New York Times book reviewer shames herself for enjoying cultural appropriation

A New York Times book reviewer called herself out as unqualified to review the book she was reviewing, and then said the author shouldn’t have written it.

Libby Emmons Brooklyn NY

A New York Times book reviewer called herself out as unqualified to review the book she was reviewing, and then said the author shouldn’t have written it. The charge against the author is cultural appropriation, the charge the reviewer levels at herself is the maintenance of the white gaze. The weirdest part? She seems to have liked the book. Lauren Groff wrote about Jeanine Cummins’ American Dirt, a novel about mother and son refugees from a violent Mexican drug cartel.

It is frankly mind-boggling to see this in print. It should fill us with hope, not anxiety, that the wealth and breadth of human experience allow us to understand the experience of others. People are not as different as we have conditioned ourselves to believe they are. The most imperialist thing of all is to assume that we can’t understand one another because our backgrounds and skin colours are different. The Civil Rights movement fought against objectification based on skin colour, and now The New York Times and their cadre of anxious writers are bringing it back.
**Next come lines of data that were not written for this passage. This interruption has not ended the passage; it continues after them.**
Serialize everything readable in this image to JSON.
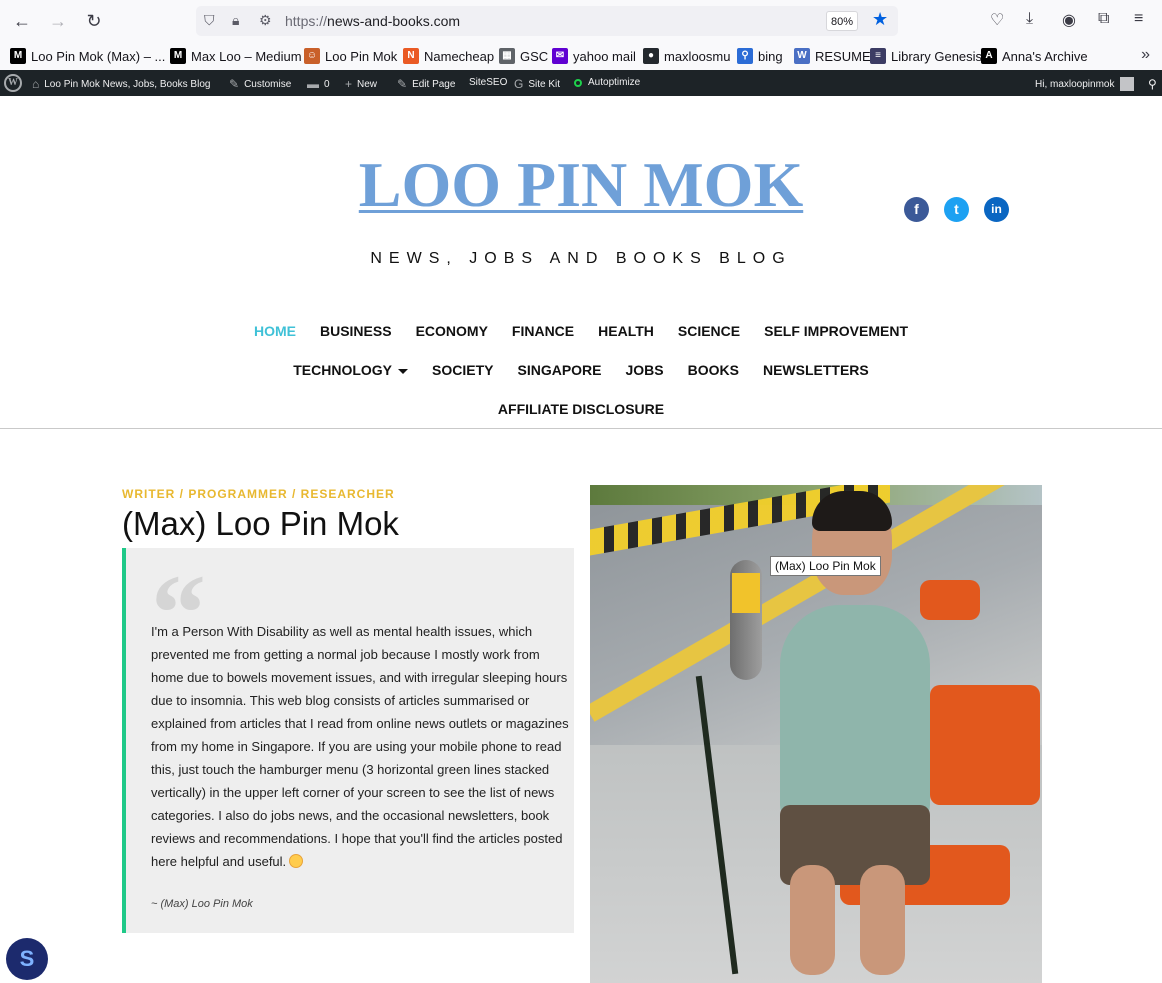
{
  "browser": {
    "url_scheme": "https://",
    "url_host": "news-and-books.com",
    "zoom": "80%"
  },
  "bookmarks": [
    {
      "label": "Loo Pin Mok (Max) – ...",
      "icon": "medium-icon",
      "color": "#000000",
      "glyph": "M"
    },
    {
      "label": "Max Loo – Medium",
      "icon": "medium-icon",
      "color": "#000000",
      "glyph": "M"
    },
    {
      "label": "Loo Pin Mok",
      "icon": "avatar-icon",
      "color": "#c9602a",
      "glyph": "☺"
    },
    {
      "label": "Namecheap",
      "icon": "namecheap-icon",
      "color": "#ea5a24",
      "glyph": "N"
    },
    {
      "label": "GSC",
      "icon": "gsc-icon",
      "color": "#5f6368",
      "glyph": "▦"
    },
    {
      "label": "yahoo mail",
      "icon": "yahoo-mail-icon",
      "color": "#6001d2",
      "glyph": "✉"
    },
    {
      "label": "maxloosmu",
      "icon": "github-icon",
      "color": "#24292e",
      "glyph": "●"
    },
    {
      "label": "bing",
      "icon": "search-icon",
      "color": "#2b6cd6",
      "glyph": "⚲"
    },
    {
      "label": "RESUME",
      "icon": "wordpress-icon",
      "color": "#4a6fc4",
      "glyph": "W"
    },
    {
      "label": "Library Genesis",
      "icon": "library-icon",
      "color": "#3c3c64",
      "glyph": "≡"
    },
    {
      "label": "Anna's Archive",
      "icon": "annas-archive-icon",
      "color": "#000000",
      "glyph": "A"
    }
  ],
  "adminbar": {
    "site": "Loo Pin Mok News, Jobs, Books Blog",
    "customise": "Customise",
    "comments": "0",
    "new": "New",
    "edit_page": "Edit Page",
    "siteseo": "SiteSEO",
    "site_kit": "Site Kit",
    "autoptimize": "Autoptimize",
    "greeting": "Hi, maxloopinmok"
  },
  "header": {
    "title": "LOO PIN MOK",
    "tagline": "NEWS, JOBS AND BOOKS BLOG"
  },
  "menu": {
    "row1": [
      "HOME",
      "BUSINESS",
      "ECONOMY",
      "FINANCE",
      "HEALTH",
      "SCIENCE",
      "SELF IMPROVEMENT"
    ],
    "row2": [
      "TECHNOLOGY",
      "SOCIETY",
      "SINGAPORE",
      "JOBS",
      "BOOKS",
      "NEWSLETTERS"
    ],
    "row3": [
      "AFFILIATE DISCLOSURE"
    ]
  },
  "content": {
    "kicker": "WRITER / PROGRAMMER / RESEARCHER",
    "name": "(Max) Loo Pin Mok",
    "quote": "I'm a Person With Disability as well as mental health issues, which prevented me from getting a normal job because I mostly work from home due to bowels movement issues, and with irregular sleeping hours due to insomnia. This web blog consists of articles summarised or explained from articles that I read from online news outlets or magazines from my home in Singapore. If you are using your mobile phone to read this, just touch the hamburger menu (3 horizontal green lines stacked vertically) in the upper left corner of your screen to see the list of news categories. I also do jobs news, and the occasional newsletters, book reviews and recommendations. I hope that you'll find the articles posted here helpful and useful.",
    "signature": "~ (Max) Loo Pin Mok",
    "photo_tooltip": "(Max) Loo Pin Mok"
  },
  "colors": {
    "title": "#6fa0d8",
    "active_menu": "#3fc1d7",
    "kicker": "#e8b830",
    "quote_border": "#1fc988"
  }
}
Groff found the narrative to be powerful, notes that she felt afraid for the danger the main characters faced but then states this absurd concern:

“But another, different, fear had also crept in as I was reading: I was sure I was the wrong person to review this book. I could never speak to the accuracy of the book’s representation of Mexican culture or the plights of migrants; I have never been Mexican or a migrant. In contemporary literary circles, there is a serious and legitimate sensitivity to people writing about heritages that are not their own because, at its worst, this practice perpetuates the evils of colonization, stealing the stories of oppressed people for the profit of the dominant. I was further sunk into anxiety when I discovered that, although Cummins does have a personal stake in stories of migration, she herself is neither Mexican nor a migrant.”

American Dirt made The New York Times list for highly anticipated books, but even the author questions her own authority to write the book. In the afterword, per a contrasting review from Parul Seghal, Cummins wrote “I wished someone slightly browner than me would write it.” Seghal didn’t like the book, because she didn’t think it achieved its aims. That’s fair. What isn’t fair is judging a work of fiction by the colour of the author’s skin.
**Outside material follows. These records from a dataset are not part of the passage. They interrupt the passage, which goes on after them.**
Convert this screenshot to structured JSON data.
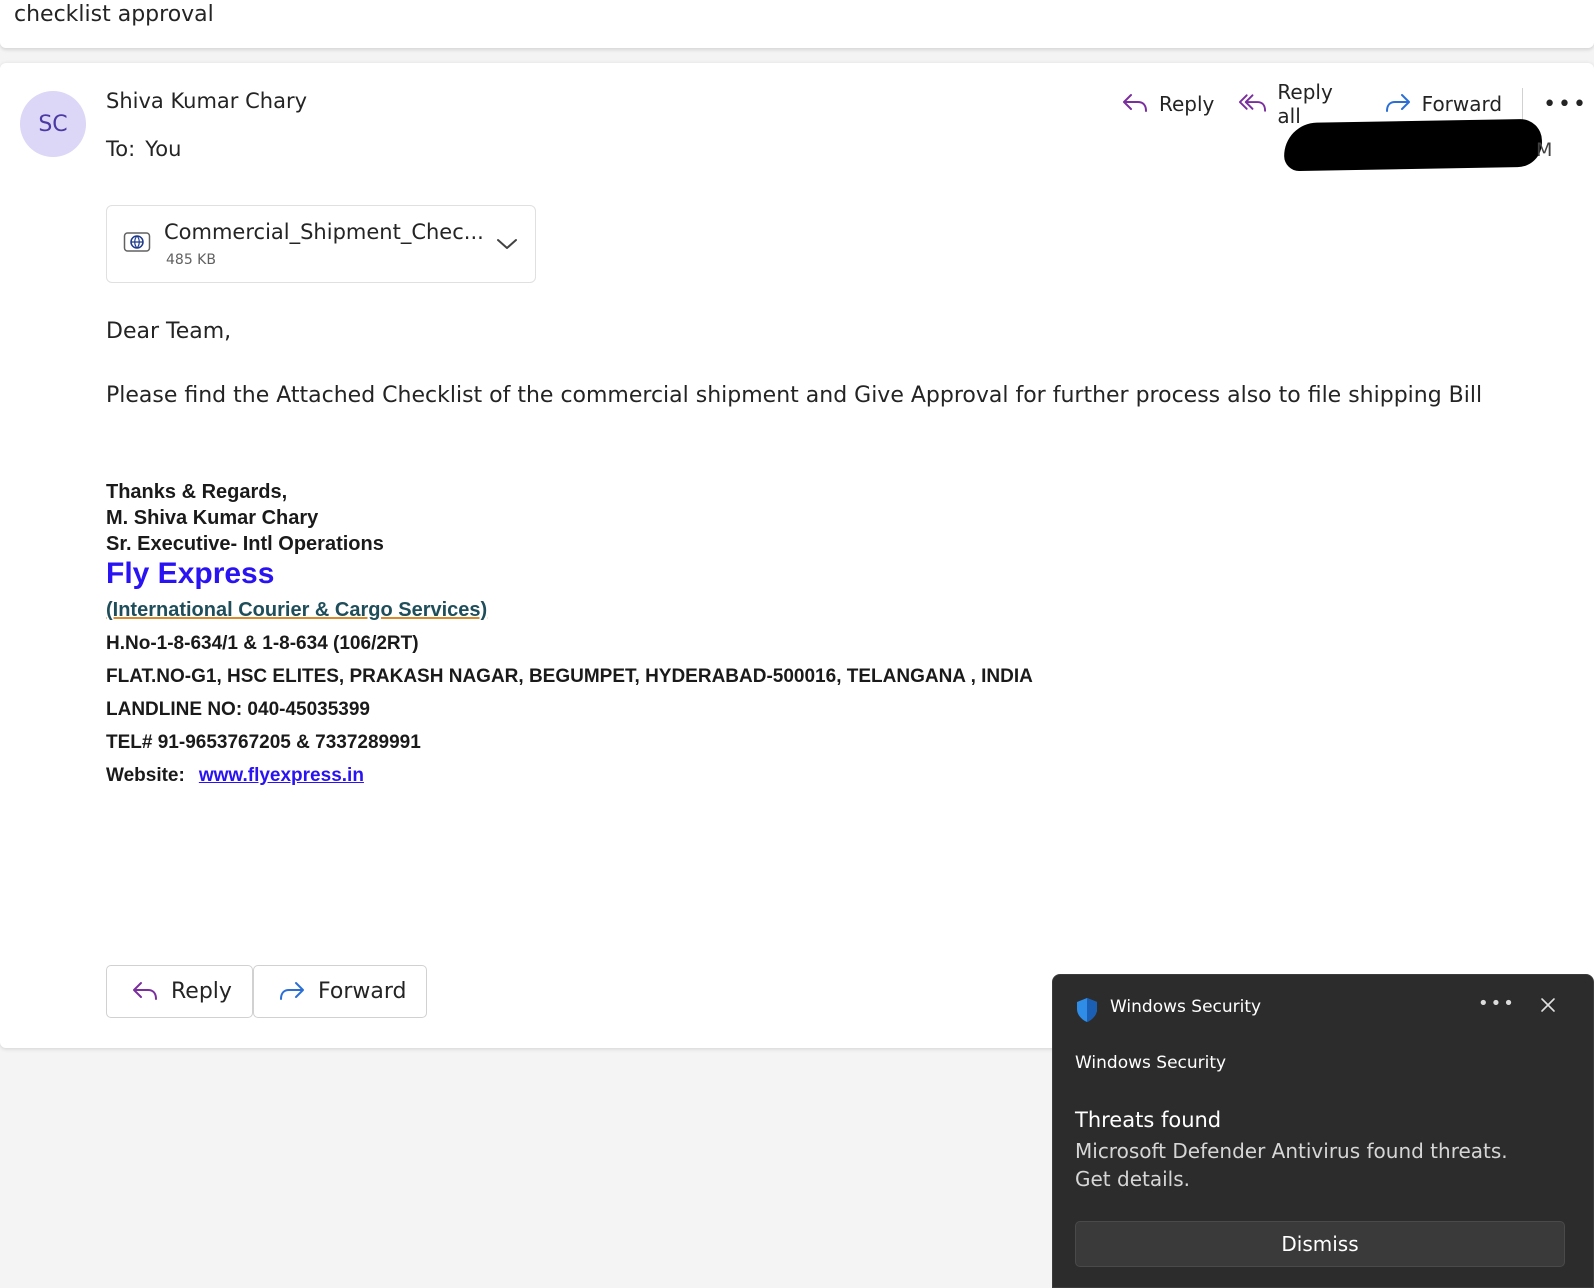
{
  "subject": "checklist approval",
  "sender": {
    "initials": "SC",
    "name": "Shiva Kumar Chary",
    "to_label": "To:",
    "to_value": "You",
    "date_tail": "M"
  },
  "actions": {
    "reply": "Reply",
    "reply_all": "Reply all",
    "forward": "Forward"
  },
  "attachment": {
    "name": "Commercial_Shipment_Chec...",
    "size": "485 KB"
  },
  "body": {
    "greeting": "Dear Team,",
    "message": "Please find the Attached Checklist of the commercial shipment and Give Approval for further process also to file shipping Bill"
  },
  "signature": {
    "regards": "Thanks & Regards,",
    "name": "M. Shiva Kumar Chary",
    "title": "Sr. Executive- Intl Operations",
    "company": "Fly Express",
    "services": "(International Courier & Cargo Services)",
    "address1": "H.No-1-8-634/1 & 1-8-634 (106/2RT)",
    "address2": "FLAT.NO-G1, HSC ELITES, PRAKASH NAGAR, BEGUMPET, HYDERABAD-500016, TELANGANA , INDIA",
    "landline": "LANDLINE NO: 040-45035399",
    "tel": "TEL# 91-9653767205 & 7337289991",
    "website_label": "Website:",
    "website": "www.flyexpress.in"
  },
  "footer_buttons": {
    "reply": "Reply",
    "forward": "Forward"
  },
  "toast": {
    "app": "Windows Security",
    "source": "Windows Security",
    "title": "Threats found",
    "message": "Microsoft Defender Antivirus found threats. Get details.",
    "dismiss": "Dismiss"
  },
  "colors": {
    "brand": "#2a13f2",
    "reply_icon": "#7a2f9e",
    "forward_icon": "#2b6fd6",
    "toast_bg": "#2c2c2c"
  },
  "icons": [
    "reply-icon",
    "reply-all-icon",
    "forward-icon",
    "more-icon",
    "attachment-web-icon",
    "chevron-down-icon",
    "shield-icon",
    "close-icon"
  ]
}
It is a nauseating inclination to question her own inspiration. The colour of her skin has nothing to do with the story she felt compelled to write. Once she had the idea, should she have shopped it around to writers who were “slightly browner” to see if they wanted to tell it instead? Writers have their own stories that they want to tell. Cummins had this one. She told it. Groff had a review to write. She wrote it, but she questioned the validity of her voice, and the author’s, the entire time.
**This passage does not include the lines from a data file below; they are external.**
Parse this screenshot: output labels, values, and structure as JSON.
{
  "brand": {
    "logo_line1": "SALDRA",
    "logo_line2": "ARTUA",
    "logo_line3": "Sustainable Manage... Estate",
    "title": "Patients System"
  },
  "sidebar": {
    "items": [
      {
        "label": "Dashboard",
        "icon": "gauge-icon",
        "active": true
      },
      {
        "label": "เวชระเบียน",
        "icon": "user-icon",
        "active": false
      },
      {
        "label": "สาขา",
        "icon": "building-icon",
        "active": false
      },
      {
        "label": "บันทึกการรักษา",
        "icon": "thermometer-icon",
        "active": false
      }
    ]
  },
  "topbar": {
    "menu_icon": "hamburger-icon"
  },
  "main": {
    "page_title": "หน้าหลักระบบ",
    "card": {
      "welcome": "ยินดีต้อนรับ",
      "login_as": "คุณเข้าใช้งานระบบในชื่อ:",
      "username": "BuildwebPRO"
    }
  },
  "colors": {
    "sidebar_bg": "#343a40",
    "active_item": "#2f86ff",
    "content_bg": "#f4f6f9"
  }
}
Groff ties herself up in knots, chastising herself for liking a book she thinks she shouldn’t have written about because her skin colour doesn’t give her the authority to do so. To put that in perspective, a New York Times writer, an author, an intelligent, educated, intellectual person, believes that there is more authority in the perceived experience of her skin colour than in her own voice.

Cummins did exactly what social justice rhetoric would say she ought to do—use her place of privilege to speak of the social ills affecting underrepresented voices in our culture. In using her voice to elevate the plight of Mexican refugees, she brings Groff, for one, a greater understanding of that horror.

If authors can’t call attention to anything other than their own experience, if authors have to colour within the lines of their own skin tone, then their only other option is to stop writing, to give it up, to do something else. But ideology cannot dictate our life choices, and the odds are that if Cummins didn’t write this book, no one else would have. Is there no value in telling the story of a mother and child forced to flee their home under threat of death? The story itself is more essential than who wrote it. And for sure it gave Groff some new perspective, even if she thinks it’s poisoned by her white gaze.

Cultural appropriation is a term best levelled at basic girls and boys in madras bikinis wearing native headdresses and platform Tevas at Coachella, not well-researched novels that give insight to the plight of refugees traversing America’s southern border.

This hand-wringing over whether or not we can think for ourselves or have to think in accordance with a mob mentality that diminishes our intellect in favour of social justice norms has got to stop. An author’s lived experience is not their only palette. Skin colour is not authoritative.